In the computer game, one wins by accruing enough Victory Points (VPs), attained through Political Points (PPs) to satisfy its Victory Conditions. Fair enough. But there is a missing factor that really makes coalitions much harder to keep together and makes an optimal style of play be much more PASSIVE than in the board game.

In the board game, once someone had proclaimed victory during the Victory phase of an economic turn, other players could add their Man Power from their home provinces, conquered minor countries (not Free States) and from other Major Power's ceded provinces. These Manpower Points were converted to Victory Points to see who else may have been a winner. See 8.1.3.2.3 The Final Victory Points Step (not an optional rule). Such a point schedule rewards aggressive, conquering behavior.

As things are now, such aggressive play is not rewarded in the Victory determination. So, in most cases, unless you have a relatively high morale army or are GB at sea, aggressive behavior will cost you Political Points and, therefrom, Victory Points.

Also, the Glue that holds coalitions together (think of the Congress of Vienna) is undone by the single winner concept.

I urge that we reincorporate the Manpower Points = Victory Points, as is intended in the original game and which makes the game a lot more dynamic, exciting, and fun to play.

best
Mardonius




bresh -> RE: Problems with Winning The Game (10/13/2009 5:59:41 AM)

I do agree on this, manpower is supposed to be part.

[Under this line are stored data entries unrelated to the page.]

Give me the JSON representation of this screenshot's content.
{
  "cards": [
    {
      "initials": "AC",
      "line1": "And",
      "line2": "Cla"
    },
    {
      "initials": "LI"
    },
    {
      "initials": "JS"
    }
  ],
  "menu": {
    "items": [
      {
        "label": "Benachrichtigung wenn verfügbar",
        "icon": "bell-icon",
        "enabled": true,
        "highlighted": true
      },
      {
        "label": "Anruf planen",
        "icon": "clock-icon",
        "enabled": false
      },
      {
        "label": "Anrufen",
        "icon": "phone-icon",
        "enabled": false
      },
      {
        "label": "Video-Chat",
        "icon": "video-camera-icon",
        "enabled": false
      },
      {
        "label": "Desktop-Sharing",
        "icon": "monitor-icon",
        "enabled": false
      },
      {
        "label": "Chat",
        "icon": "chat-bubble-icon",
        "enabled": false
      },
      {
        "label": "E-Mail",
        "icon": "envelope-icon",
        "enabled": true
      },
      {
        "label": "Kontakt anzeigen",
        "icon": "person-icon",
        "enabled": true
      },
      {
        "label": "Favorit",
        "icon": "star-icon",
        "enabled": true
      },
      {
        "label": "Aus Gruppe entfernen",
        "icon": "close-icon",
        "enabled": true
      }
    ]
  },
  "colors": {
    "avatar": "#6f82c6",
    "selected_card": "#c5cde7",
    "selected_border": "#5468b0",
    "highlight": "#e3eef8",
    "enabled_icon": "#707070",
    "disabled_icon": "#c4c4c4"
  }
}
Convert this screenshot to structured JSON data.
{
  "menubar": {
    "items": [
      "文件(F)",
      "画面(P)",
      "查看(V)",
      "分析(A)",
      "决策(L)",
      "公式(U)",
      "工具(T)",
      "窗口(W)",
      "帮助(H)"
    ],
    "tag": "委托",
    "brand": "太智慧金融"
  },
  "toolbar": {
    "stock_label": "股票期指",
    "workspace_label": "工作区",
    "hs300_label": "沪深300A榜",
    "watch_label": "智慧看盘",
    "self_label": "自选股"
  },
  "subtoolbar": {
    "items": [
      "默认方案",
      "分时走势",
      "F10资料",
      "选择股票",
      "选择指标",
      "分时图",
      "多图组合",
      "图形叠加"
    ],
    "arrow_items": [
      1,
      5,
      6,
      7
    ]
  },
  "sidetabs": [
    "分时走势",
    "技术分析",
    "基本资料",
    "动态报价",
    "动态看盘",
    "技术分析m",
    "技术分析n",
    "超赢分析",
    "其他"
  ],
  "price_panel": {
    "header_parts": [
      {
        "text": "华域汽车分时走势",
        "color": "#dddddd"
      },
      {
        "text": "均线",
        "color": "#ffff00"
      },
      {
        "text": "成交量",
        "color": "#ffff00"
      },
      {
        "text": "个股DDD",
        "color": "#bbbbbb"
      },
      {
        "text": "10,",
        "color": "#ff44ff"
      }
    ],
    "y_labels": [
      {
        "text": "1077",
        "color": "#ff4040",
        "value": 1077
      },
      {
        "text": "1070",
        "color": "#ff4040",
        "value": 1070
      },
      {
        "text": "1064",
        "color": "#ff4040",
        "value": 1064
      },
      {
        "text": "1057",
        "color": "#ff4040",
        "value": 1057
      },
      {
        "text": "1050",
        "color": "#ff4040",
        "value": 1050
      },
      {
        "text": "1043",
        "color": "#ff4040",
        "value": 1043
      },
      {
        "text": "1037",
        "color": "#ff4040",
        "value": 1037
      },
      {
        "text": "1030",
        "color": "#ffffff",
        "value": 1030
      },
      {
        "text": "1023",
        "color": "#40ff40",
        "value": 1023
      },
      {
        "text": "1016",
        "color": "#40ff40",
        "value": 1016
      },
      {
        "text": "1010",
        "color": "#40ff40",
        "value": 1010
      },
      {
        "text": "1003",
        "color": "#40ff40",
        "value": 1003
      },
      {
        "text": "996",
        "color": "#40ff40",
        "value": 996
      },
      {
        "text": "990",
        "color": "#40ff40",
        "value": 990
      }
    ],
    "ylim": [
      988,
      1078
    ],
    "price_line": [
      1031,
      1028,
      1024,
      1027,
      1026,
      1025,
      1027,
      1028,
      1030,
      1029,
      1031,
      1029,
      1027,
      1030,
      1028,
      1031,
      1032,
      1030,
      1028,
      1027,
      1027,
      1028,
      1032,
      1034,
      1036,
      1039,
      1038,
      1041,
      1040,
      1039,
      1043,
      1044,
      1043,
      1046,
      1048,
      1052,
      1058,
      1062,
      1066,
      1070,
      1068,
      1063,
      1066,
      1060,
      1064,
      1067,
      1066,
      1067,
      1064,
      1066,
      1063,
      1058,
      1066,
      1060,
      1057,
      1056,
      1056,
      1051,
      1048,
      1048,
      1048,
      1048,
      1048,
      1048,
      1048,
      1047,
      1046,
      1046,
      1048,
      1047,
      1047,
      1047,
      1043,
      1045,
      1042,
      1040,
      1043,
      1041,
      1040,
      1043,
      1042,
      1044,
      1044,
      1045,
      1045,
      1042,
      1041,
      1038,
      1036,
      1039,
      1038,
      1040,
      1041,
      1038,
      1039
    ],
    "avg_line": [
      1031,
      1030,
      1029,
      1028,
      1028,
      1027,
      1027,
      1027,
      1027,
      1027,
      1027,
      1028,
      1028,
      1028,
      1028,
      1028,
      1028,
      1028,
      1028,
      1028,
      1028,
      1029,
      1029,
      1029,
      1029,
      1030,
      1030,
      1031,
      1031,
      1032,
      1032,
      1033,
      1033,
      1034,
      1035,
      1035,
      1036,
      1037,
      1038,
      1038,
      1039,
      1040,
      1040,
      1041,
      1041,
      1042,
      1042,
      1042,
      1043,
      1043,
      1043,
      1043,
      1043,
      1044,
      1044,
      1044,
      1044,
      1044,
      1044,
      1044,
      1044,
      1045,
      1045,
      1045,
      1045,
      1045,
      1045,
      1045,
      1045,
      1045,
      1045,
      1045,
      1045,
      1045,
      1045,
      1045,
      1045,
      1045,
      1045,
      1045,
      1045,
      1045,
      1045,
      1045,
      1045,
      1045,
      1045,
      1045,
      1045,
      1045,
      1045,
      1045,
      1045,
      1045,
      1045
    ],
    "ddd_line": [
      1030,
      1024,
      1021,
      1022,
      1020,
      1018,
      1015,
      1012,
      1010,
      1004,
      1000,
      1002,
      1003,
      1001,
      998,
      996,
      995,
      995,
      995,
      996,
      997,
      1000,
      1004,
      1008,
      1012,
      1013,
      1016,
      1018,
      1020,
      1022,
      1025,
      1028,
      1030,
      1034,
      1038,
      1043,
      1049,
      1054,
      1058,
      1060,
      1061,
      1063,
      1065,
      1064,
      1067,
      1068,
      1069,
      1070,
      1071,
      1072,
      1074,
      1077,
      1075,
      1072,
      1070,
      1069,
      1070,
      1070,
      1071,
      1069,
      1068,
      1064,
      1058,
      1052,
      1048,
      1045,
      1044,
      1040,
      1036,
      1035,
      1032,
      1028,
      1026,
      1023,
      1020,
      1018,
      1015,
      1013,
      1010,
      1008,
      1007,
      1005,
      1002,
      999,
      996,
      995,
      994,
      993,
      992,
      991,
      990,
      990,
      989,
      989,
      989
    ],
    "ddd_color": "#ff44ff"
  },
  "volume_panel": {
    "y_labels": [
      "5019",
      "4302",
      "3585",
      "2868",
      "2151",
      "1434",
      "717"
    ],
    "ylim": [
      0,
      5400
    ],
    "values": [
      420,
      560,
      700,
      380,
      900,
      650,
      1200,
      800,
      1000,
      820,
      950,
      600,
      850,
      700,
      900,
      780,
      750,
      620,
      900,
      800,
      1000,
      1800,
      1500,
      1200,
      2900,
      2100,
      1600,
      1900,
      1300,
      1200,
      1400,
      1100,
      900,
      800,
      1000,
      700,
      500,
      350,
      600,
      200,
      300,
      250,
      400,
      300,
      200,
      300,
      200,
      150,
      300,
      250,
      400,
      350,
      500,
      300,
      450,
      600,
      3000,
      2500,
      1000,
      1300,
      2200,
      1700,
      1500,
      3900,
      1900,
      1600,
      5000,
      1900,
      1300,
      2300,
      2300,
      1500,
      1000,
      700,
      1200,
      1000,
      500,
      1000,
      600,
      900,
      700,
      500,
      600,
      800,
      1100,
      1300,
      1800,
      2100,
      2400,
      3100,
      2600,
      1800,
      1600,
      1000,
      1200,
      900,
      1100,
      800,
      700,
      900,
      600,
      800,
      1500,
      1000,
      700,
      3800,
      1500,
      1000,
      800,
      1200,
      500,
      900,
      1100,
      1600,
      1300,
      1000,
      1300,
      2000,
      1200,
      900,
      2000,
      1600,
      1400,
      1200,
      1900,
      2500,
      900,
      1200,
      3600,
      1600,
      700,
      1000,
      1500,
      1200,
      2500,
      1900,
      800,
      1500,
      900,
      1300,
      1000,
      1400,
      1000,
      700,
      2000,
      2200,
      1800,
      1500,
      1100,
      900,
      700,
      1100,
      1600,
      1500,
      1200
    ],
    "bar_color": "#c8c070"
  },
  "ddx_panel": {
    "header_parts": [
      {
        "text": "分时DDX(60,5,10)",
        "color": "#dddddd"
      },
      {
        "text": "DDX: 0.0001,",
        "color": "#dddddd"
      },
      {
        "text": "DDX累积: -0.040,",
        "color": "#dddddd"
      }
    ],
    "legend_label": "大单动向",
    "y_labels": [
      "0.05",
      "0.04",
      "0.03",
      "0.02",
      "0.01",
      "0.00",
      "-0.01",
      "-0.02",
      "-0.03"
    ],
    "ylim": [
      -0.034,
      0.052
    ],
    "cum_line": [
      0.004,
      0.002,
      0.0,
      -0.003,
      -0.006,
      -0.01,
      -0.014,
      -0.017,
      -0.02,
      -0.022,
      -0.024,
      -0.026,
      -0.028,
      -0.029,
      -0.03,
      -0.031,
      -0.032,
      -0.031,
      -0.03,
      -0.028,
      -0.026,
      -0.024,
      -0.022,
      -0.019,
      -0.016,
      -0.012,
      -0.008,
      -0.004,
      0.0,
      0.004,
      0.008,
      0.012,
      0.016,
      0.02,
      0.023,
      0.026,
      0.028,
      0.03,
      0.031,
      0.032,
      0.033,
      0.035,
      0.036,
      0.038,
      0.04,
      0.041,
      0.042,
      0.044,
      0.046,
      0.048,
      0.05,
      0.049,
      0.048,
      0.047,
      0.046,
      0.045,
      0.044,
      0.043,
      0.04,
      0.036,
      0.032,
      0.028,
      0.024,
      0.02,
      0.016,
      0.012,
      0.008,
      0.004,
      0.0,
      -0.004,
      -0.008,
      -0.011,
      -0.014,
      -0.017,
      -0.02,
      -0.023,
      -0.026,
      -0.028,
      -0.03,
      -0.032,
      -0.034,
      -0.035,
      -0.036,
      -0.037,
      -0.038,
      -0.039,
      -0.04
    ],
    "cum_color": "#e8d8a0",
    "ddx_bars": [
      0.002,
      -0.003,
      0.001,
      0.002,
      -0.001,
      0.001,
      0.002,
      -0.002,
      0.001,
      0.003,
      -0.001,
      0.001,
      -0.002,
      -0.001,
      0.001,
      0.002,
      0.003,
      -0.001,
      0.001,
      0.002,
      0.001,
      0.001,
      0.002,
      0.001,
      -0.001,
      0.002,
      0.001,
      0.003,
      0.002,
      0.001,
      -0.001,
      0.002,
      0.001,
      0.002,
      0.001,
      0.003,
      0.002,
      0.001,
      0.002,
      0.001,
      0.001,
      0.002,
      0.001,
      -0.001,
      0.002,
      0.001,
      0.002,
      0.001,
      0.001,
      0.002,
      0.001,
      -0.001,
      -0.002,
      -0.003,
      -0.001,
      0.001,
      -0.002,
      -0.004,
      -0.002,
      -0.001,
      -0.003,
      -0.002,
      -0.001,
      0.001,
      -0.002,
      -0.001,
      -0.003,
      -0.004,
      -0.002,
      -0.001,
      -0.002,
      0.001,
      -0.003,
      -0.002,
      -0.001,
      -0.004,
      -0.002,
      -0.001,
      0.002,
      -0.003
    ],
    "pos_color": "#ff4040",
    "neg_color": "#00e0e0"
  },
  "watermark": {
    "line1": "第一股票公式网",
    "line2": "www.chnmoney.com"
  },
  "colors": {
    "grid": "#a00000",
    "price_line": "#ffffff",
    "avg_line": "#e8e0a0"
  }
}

I havent actually finished a game, but does it only proclaim 1 winner, or is there a ranking list ?

Regards
Bresh




Mardonius -> RE: Problems with Winning The Game (10/13/2009 1:36:26 PM)

To my knowledge (I saw a screen shot some years back) EiA NW declares only one winner.
I emphasize that it should be possible to have multiple winners (sure, you can easily rank them by percentage over goal) but there should be multiple winners to help congeal the idea of a selfless (realtively) coalition.

Plus, the Manpower Points = Victory Points will tend to make games a lot more aggressive and fun.




pzgndr -> RE: Problems with Winning The Game (10/13/2009 2:12:21 PM)

Mantis #521?




Mardonius -> RE: Problems with Winning The Game (10/13/2009 2:32:17 PM)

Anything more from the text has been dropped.